Coline Vignerie - Publié le 12 mars 2020
AUTONOMIE - Récup', permaculture et auto-construction : découvrez la naissance d'un village écologique.
Ils sont juristes, employés d'une ressourcerie, surveillants au collège, étudiants, coachs en développement personnel ou encore médecins... Depuis un an, ils ont décidé de vivre autrement. L'idée qui se cache derrière leur tête ? Créer un éco-village et filer vers la décroissance !
C'est en Centre Bretagne que ce collectif s'est installé, persuadé qu'il n'y a pas qu'une seule voie possible pour vivre sa vie. Pierre-Elie fait partie de cette communauté : “Après mes études à Sciences Po Bordeaux, j'ai fait un voyage en stop et sans argent avec ma copine. Aujourd'hui notre souhait, c'est d'essayer des choses nouvelles : construire un mode de vie alternatif, respectueux de la nature et des personnes qui nous entourent.”
Après avoir mûri l'idée pendant plusieurs mois, le collectif doit trouver un lieu. Ce sera Castel Bel Air, sur le bord d'un étang de la commune de Priziac. Le terrain d'une quinzaine d'hectares est situé sur les ruines d'un château entouré de douves datant du XIe siècle. L'étang est accessible par un petit chemin dans la forêt, bordé par la mousse et les myrtilles sauvages. Le collectif prend racine. Tout est en place pour créer un petit paradis, à la fois utopiste et réaliste.
Le but ? Tenter de trouver un équilibre, une harmonie entre les habitants. “Il faut désapprendre, se déprogrammer, pour avancer, nous confie Lynn. Ici, on n'invente rien mais on invente tout”.

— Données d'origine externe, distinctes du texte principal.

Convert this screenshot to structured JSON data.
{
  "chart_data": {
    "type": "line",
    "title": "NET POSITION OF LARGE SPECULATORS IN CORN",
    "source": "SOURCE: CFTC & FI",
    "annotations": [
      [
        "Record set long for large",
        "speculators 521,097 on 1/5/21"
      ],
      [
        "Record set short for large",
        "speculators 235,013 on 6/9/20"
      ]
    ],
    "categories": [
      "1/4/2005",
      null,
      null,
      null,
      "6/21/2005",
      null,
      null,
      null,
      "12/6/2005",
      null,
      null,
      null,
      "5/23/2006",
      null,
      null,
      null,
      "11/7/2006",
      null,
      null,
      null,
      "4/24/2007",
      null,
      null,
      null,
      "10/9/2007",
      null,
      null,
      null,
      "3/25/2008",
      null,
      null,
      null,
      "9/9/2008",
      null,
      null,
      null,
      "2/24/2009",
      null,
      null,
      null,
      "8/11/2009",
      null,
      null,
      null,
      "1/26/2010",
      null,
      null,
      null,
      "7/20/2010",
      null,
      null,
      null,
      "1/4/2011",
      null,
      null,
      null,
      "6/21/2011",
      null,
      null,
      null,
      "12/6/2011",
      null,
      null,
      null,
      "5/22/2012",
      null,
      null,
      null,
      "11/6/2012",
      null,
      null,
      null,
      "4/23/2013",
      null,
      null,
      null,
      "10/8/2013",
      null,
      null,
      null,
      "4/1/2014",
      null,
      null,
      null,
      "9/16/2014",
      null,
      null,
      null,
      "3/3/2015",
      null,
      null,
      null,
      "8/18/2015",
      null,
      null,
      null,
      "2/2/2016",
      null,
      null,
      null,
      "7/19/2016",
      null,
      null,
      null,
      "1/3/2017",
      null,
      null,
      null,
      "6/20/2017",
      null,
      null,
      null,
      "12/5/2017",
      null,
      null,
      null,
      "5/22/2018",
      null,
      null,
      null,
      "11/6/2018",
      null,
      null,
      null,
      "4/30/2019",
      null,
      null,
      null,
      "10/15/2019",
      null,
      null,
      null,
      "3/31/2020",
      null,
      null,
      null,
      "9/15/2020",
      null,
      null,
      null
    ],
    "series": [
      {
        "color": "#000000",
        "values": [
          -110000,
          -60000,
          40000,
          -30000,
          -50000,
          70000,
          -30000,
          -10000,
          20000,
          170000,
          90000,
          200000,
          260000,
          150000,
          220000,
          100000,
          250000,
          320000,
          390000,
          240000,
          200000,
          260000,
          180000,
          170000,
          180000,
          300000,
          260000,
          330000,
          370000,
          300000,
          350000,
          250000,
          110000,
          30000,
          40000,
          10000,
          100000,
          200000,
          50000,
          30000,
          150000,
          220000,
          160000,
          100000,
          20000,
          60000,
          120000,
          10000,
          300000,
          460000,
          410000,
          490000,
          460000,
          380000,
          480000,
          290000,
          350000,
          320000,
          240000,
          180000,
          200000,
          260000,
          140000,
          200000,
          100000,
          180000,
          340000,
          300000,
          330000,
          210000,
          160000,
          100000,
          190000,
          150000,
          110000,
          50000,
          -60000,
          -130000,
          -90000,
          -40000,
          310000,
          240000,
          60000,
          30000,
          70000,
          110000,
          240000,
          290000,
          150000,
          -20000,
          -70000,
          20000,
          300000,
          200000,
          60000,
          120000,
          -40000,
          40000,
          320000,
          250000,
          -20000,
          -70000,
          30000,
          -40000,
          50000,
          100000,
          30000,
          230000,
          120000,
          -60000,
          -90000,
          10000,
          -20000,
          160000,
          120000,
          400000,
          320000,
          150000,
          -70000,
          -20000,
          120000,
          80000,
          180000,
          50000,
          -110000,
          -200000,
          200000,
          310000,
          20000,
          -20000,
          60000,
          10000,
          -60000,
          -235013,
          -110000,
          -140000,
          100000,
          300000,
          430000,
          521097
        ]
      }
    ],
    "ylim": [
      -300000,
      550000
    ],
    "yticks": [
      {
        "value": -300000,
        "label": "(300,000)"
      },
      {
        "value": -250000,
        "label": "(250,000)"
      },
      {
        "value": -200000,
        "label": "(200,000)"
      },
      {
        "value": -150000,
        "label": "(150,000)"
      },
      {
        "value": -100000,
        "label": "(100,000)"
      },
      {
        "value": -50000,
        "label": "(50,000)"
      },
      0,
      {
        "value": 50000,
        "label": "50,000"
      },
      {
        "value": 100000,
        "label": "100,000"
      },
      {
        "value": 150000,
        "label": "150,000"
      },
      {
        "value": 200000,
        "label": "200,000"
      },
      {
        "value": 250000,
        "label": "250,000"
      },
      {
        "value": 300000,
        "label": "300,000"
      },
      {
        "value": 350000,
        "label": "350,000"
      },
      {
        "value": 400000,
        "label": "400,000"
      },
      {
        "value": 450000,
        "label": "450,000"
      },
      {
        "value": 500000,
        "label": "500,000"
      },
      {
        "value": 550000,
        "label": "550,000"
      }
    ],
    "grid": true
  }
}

Des habitats individuels auto-construits
“La construction de notre cabane a pris deux mois, mais on faisait plein de choses à côté en même temps. Les palettes et les fenêtres, c'est de la récup' par exemple” nous raconte Lynn en nous présentant le petit chalet perché derrière le potager. “On a privilégié le recyclage et les matériaux d'occasion. On apprend par l'échange, avec l'aide de conseils et de tutos. On veut éviter la surconsommation, en favorisant des achats raisonnés et, si possible, locaux.”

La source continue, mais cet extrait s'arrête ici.